February 9, 2009 / A power law effect in Netflix user data makes it difficult to improve the recommendation system algorithms.

Satnam Alag on why it’s difficult to improve the Netflix recommendation system, even when you have a million dollar incentive:

The data set for the competition consists of more than 100 million anonymous movie ratings, using a scale of one to five stars, made by 480,000 users for 17,770 movies. Note that the user-item data set for this problem is sparsely populated, with nearly 99% of user-item entries being zero. The distribution of movies per user is skewed. The median number of ratings per user is 93. About 10% of users rated 16 or fewer movies, while 25% of users rated 36 or fewer. Two users rated as many as 17,000 movies. Similarly, the ratings per movie are also skewed: almost half the user base rated one popular movie (Miss Congeniality); about 25% of movies had 190 or fewer ratings; and a handful of movies were rated fewer than 10 times.

So regarding users: there is rich data about atypical users, and sparse data about the majority. And regarding movies: there is copious information about popular movies, and little about the long tail.

WTF?

4 responses

  1. Adrian Cooke

    I didn’t know about the article, thanks for the tip.
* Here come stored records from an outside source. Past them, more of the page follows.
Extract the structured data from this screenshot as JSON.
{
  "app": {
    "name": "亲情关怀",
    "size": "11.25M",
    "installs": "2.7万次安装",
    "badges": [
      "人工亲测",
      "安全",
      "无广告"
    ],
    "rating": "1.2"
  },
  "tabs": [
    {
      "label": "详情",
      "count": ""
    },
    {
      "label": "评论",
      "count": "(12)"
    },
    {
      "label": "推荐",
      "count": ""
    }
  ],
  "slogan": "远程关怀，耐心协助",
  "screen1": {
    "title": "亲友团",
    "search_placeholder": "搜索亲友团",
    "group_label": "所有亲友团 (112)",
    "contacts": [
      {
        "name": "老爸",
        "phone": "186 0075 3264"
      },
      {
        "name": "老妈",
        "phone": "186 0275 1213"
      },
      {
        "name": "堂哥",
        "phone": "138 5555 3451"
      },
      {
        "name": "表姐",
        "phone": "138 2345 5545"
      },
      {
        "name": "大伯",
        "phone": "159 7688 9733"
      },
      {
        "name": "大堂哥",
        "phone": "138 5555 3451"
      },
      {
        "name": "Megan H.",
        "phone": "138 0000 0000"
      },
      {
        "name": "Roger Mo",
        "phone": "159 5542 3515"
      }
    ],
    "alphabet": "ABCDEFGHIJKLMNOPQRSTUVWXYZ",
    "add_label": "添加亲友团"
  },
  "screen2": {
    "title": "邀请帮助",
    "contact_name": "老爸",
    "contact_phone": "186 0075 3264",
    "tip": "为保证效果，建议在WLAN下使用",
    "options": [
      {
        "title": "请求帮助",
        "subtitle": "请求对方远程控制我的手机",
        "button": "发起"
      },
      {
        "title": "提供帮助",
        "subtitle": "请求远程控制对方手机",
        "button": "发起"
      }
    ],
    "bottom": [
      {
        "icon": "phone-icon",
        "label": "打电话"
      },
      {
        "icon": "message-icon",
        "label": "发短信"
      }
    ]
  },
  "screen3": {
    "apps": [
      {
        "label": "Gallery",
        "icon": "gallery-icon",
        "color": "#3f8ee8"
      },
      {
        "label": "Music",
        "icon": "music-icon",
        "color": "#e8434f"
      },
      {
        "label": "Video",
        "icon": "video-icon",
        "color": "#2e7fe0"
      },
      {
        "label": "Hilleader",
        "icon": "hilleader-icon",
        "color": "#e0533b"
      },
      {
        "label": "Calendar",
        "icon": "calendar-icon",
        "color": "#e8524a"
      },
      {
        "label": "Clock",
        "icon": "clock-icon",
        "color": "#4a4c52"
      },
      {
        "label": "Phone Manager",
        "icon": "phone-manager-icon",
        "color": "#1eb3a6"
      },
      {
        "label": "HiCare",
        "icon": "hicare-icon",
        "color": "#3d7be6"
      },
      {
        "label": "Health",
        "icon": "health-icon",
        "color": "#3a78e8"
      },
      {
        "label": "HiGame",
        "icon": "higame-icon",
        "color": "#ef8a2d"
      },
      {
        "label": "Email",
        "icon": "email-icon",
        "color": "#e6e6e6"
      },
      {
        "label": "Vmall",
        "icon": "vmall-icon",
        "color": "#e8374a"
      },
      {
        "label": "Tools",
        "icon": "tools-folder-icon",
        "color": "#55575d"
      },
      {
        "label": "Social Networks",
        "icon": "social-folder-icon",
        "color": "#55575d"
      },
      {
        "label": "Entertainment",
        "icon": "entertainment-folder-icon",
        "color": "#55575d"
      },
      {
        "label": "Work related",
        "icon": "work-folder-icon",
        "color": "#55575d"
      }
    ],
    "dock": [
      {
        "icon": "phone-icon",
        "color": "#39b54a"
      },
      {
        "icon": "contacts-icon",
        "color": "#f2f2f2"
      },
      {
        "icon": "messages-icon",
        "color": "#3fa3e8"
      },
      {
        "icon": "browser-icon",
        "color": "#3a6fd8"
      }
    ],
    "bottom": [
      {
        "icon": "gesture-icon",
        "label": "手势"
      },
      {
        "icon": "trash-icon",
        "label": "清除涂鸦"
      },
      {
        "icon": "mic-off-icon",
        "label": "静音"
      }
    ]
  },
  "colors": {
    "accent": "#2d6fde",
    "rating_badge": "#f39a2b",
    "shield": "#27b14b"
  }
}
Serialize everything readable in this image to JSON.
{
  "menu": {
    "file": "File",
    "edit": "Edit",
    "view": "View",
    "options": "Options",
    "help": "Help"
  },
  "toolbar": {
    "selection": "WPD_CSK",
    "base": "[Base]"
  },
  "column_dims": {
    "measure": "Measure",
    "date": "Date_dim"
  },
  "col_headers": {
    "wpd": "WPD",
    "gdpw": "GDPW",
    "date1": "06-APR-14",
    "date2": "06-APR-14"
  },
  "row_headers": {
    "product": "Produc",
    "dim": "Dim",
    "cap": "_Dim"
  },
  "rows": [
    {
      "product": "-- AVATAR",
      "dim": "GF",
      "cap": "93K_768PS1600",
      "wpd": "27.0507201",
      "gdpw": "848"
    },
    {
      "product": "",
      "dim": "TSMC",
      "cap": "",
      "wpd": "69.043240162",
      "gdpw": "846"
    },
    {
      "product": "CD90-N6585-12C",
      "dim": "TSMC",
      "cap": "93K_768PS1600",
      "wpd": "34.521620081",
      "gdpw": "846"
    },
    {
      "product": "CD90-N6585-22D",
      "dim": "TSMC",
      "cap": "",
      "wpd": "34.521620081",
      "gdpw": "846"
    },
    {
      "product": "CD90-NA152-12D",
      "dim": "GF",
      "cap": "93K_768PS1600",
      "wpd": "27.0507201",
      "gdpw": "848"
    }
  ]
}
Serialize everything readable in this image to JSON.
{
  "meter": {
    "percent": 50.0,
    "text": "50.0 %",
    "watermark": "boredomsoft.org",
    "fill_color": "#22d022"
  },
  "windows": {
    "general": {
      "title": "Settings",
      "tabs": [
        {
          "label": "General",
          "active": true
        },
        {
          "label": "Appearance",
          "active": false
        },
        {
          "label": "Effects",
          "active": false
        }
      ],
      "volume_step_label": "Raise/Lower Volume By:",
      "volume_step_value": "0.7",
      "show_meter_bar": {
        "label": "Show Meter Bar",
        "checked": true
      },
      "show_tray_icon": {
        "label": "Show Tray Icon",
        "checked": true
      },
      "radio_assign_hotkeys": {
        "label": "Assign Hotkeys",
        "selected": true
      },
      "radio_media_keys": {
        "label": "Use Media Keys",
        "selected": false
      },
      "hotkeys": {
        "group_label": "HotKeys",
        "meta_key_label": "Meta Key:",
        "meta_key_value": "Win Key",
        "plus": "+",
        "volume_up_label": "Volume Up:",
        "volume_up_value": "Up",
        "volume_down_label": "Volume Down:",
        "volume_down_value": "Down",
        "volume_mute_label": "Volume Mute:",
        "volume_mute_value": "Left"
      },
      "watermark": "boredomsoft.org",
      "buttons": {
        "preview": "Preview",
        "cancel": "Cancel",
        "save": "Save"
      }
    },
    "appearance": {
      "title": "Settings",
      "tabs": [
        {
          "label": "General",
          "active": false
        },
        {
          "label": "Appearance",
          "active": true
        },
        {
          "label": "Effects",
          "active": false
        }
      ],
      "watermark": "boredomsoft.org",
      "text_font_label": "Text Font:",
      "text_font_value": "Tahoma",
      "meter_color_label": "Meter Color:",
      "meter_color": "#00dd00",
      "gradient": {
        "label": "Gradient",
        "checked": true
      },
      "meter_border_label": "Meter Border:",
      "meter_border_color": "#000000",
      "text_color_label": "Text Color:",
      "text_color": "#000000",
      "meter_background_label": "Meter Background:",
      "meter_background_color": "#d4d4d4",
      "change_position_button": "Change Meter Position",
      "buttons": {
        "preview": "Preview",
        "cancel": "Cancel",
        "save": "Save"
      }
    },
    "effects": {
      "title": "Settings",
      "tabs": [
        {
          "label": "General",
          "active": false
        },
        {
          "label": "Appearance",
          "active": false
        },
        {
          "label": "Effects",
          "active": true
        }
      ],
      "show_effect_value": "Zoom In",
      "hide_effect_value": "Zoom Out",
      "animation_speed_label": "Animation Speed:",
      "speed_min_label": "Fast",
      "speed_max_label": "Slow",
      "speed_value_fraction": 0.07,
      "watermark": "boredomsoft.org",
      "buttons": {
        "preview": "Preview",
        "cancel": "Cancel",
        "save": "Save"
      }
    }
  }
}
    February 9th, 2009 at 11:08 am #

  2. lyds

    Did you read the original NYT Magazine article on this? It’s pretty fascinating and goes into a lot more detail: http://www.nytimes.com/2008/11/23/magazine/23Netflix-t.html

    February 9th, 2009 at 10:43 am #

  3. Brian Christiansen

    Love the dagger, Adrian.

    February 9th, 2009 at 10:33 pm #

  4. Adrian Cooke

    Thanks Brian, good to see you posting again.